Os artigos 117 e 331 violam as obrigações internacionais de direitos humanos do Vietname e devem ser revogados ou substancialmente alterados para cumprir as regras estabelecidas no artigo 19 do Pacto Internacional sobre os Direitos Civis e Políticos (PIDCP), do qual o país é um Estado-parte. Outras leis que restringem indevidamente a liberdade de expressão também devem ser revogadas ou substancialmente alteradas, incluindo a Lei de Cibersegurança que tem uma redação vaga e excessivamente punitiva.

Na revisão levada a cabo em 2019, o Comité de Direitos Humanos da ONU, o órgão encarregado de monitorizar a implementação do PIDCP, afirmou que a “estrutura jurídica interna do Vietname permanece incompatível com o Pacto” e destacou os artigos 117 e 331 do Código Penal, além da Lei de Cibersegurança, pelo não cumprimento dos seus requisitos.

Cumplicidade das tecnológicas

O Vietname mantém a censura da imprensa, mas a expansão das redes sociais abriu espaço para o debate e a troca de ideias entre o público em geral. A Amnistia Internacional, através de um relatório publicado em dezembro de 2020, denunciou que esta revolução tecnológica levou as autoridades do país a desencadear uma repressão à expressão online.

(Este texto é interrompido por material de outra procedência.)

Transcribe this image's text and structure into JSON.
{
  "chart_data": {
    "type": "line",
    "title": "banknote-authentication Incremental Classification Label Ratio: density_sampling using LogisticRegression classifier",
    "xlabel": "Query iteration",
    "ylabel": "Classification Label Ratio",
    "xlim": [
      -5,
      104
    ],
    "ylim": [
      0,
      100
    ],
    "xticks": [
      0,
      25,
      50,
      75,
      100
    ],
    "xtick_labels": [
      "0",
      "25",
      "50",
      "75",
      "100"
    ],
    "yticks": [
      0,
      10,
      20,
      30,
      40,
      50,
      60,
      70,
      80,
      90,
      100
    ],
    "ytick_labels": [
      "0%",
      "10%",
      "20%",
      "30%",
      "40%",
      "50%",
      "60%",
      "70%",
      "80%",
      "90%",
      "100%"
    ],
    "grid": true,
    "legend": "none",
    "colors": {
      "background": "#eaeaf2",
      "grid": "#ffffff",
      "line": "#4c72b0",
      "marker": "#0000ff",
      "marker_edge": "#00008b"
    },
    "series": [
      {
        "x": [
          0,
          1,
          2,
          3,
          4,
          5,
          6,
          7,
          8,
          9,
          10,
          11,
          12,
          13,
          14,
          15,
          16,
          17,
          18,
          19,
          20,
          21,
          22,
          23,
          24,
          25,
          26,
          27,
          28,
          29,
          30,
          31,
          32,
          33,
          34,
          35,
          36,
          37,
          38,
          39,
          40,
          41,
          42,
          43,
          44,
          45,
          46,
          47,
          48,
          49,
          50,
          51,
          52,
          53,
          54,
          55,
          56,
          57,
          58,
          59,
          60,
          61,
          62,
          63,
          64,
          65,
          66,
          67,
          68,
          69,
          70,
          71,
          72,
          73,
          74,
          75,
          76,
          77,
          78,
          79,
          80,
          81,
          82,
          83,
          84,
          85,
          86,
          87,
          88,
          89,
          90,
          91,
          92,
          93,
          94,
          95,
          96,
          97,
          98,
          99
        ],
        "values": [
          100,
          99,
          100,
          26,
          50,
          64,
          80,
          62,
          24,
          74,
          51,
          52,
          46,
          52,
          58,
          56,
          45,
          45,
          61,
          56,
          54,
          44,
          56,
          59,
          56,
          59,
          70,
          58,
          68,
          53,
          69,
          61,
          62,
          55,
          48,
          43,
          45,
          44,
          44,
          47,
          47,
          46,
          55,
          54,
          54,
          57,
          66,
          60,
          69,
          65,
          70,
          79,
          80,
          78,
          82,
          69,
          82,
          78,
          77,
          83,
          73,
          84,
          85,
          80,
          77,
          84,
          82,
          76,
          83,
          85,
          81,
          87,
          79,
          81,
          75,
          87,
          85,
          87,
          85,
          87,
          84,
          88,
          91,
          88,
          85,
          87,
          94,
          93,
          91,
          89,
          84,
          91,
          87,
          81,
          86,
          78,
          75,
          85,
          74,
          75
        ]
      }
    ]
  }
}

Uma grande parte dos prisioneiros de consciência no Vietname é encarcerada com base na sua atividade nestas plataformas. Dos 170 reconhecidos pela Amnistia Internacional, 41 por cento estão atrás das grades devido ao discurso pacífico online.

Além de prenderem pessoas com base nas partilhas que estas fazem nas redes sociais, as autoridades vietnamitas têm recorrido cada vez mais aos gigantes tecnológicos, como Facebook e YouTube, para implementar mecanismos de censura.

“Com estas mudanças iminentes na liderança nacional, tanto as autoridades vietnamitas como as grandes empresas tecnológicas têm a oportunidade de redefinir a sua abordagem. Devem proteger a expressão online de acordo com as leis e os padrões internacionais de direitos humanos”, argumenta Yamini Mishra.

Prioridade aos direitos humanos

Há uma longa lista de preocupações em matéria de direitos humanos que exigem medidas corretivas urgentes por parte da liderança do PCV e do governo. O Vietname ainda aplica a pena de morte e realiza execuções em violação ao direito à vida. A Amnistia Internacional reitera o apelo de longa data para que este castigo cruel, desumano e degradante seja abolido no país e no resto do mundo.

“Da pena de morte aos direitos das mulheres ou aos julgamentos arbitrários de casos relacionados com liberdade de expressão, este pode ser um momento para corrigir o rumo da atual política que provoca sofrimento e injustiça”

Yamini Mishra, diretora da Amnistia Internacional para a Ásia-Pacífico

As minorias étnicas e religiosas também continuam a enfrentar discriminação. A violência contra mulheres e jovens, em particular a violência praticada pelo parceiro, continua a ser uma preocupação séria e generalizada.

“Ao definir a política para os próximos cinco anos, o PCV deve ter como objetivo cumprir as normas internacionais de direitos humanos. Da pena de morte aos direitos das mulheres ou aos julgamentos arbitrários de casos relacionados com liberdade de expressão, este pode ser um momento para corrigir o rumo da atual política que provoca sofrimento e injustiça”, indica Yamini Mishra.